While on an auditory level Je vous salue, Marie is an exercise in rhetoric, on the visual level Godard constructs a tapestry of recurring motifs that mirror the classical music on the soundtrack. A sense of space never truly exists in Je vous salue, Marie. Geography is completely dispensed with in favor of an open plane whose landscape changes from shot to shot. Time, on the other hand, does exist but in a fluid fashion. Events occur linearly but without a sense of a fixed location. It’s never made clear how much time passes between scenes. These strategies enable Godard, like Vertov and Eisenstein before him, to concentrate the images on the discourse that dominates the soundtrack. The graphic in Je vous salue, Marie serves the audio; it supplements it with visual patterns that coincide with recurring conversations and monologues.

The visual agenda of Je vous salue, Marie never changes even though the work of the audio does. Once Mary has given birth Je vous salue, Marie ceases to be an interrogation of theological concepts. Suddenly there is a subtle transition into an episodic, classically executed, dark comedy. It’s sort of a jape on Godard’s part. The final ten minutes of Je vous salue, Marie devolves into something akin to Jerry Lewis. The thesis here is little more than “what if you had to deal with raising the Messiah in the eighties?” It’s a silly ending to an otherwise serious film but it works. All of Godard’s efforts to expose the truth behind the Gospel fail so his only recourse is to settle for accepting its existence and then satirizing it. It’s enough for Godard’s film to understand why the narrative of Immaculate Conception exists even if it can never know more beyond that from this sort of investigation.

Within the visual complex of Je vous salue, Marie there is yet another level. Though all of the images serve the spoken words on the soundtrack in some way the images themselves have relationships to each other. Like all things in Je vous salue, Marie the relationship between all the visuals centers around Mary. Mary isn’t treated as some part of a Biblical visual lexicon; Godard takes great lengths to avoid evoking Christian iconography. The gaze in Je vous salue, Marie perceives Mary as a sexual object, actively fetishizing her body which is known to be virgin. The women who populate the cinema of Jean-Luc Godard, from Anna Karina to Anne Wiazemsky and beyond, are subject to the idolatry of his lens. These female characters either begin as virtuous and end as debauched or simply remain chaste, like Mary in Je vous salue, Marie.
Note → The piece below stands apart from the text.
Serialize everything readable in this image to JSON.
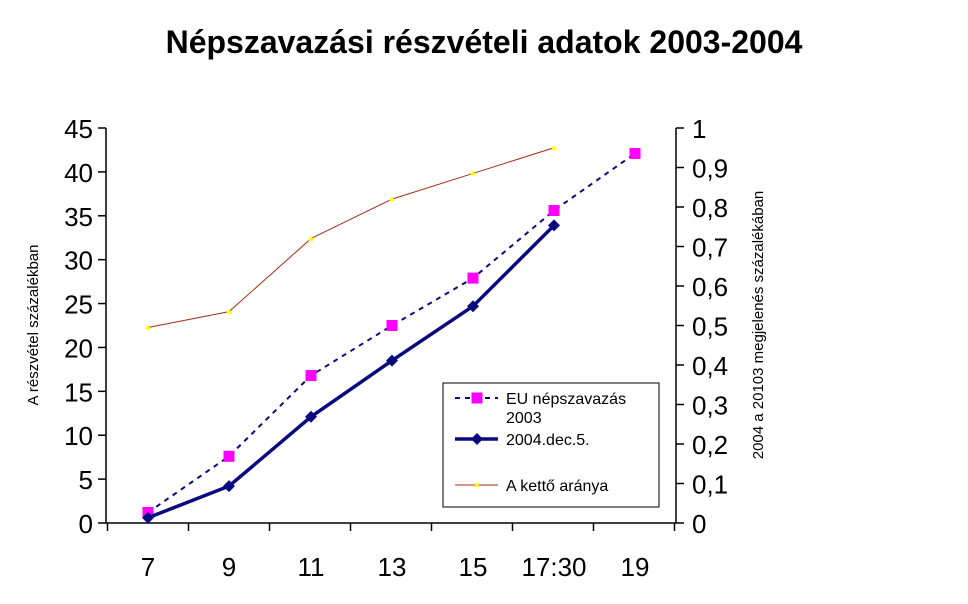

Godard’s old world chauvinism outwardly eroticizes the figure of the Virgin Mary which led to a storm of controversy for the film and its maker.

When shown theatrically and often home video Je vous salue, Marie is preceded by Le livre de Marie (1985), a short film by Anne-Marie Miéville. A long time companion to and collaborator with Godard, Anne-Marie Miéville’s short film is aesthetically opposed to Je vous salue, Marie. Le livre de Marie is deeply concerned with spatial relations and human emotions as it tells the story of a girl caught in the midst of her parents’ separation. It’s purpose as a prelude to Je vous salue, Marie is mainly to establish the emotional qualities associated with innocence and the toll that the loss of innocence takes so that when those events occur in Godard’s feature length film the director needn’t interrupt his own machinations.

Je vous salue, Marie is pure cinema where sound and image are totally reliant upon each other in every imaginable way. Godard’s cinema has always been a cinema of ideas, not narratives, and Je vous salue, Marie is one of his most successful outings in communicating thought. It’s not traditionally a Christmas movie of course, but when I was considering which film to write about for today’s blog post I couldn’t come up with a better candidate. Is it not fitting to consider the narrative of Christmas and where that narrative lives in our society more than two-thousand years after these alleged events occurred? From a religious standpoint I think Je vous salue, Marie has more to say about Christmas than most holiday movies do.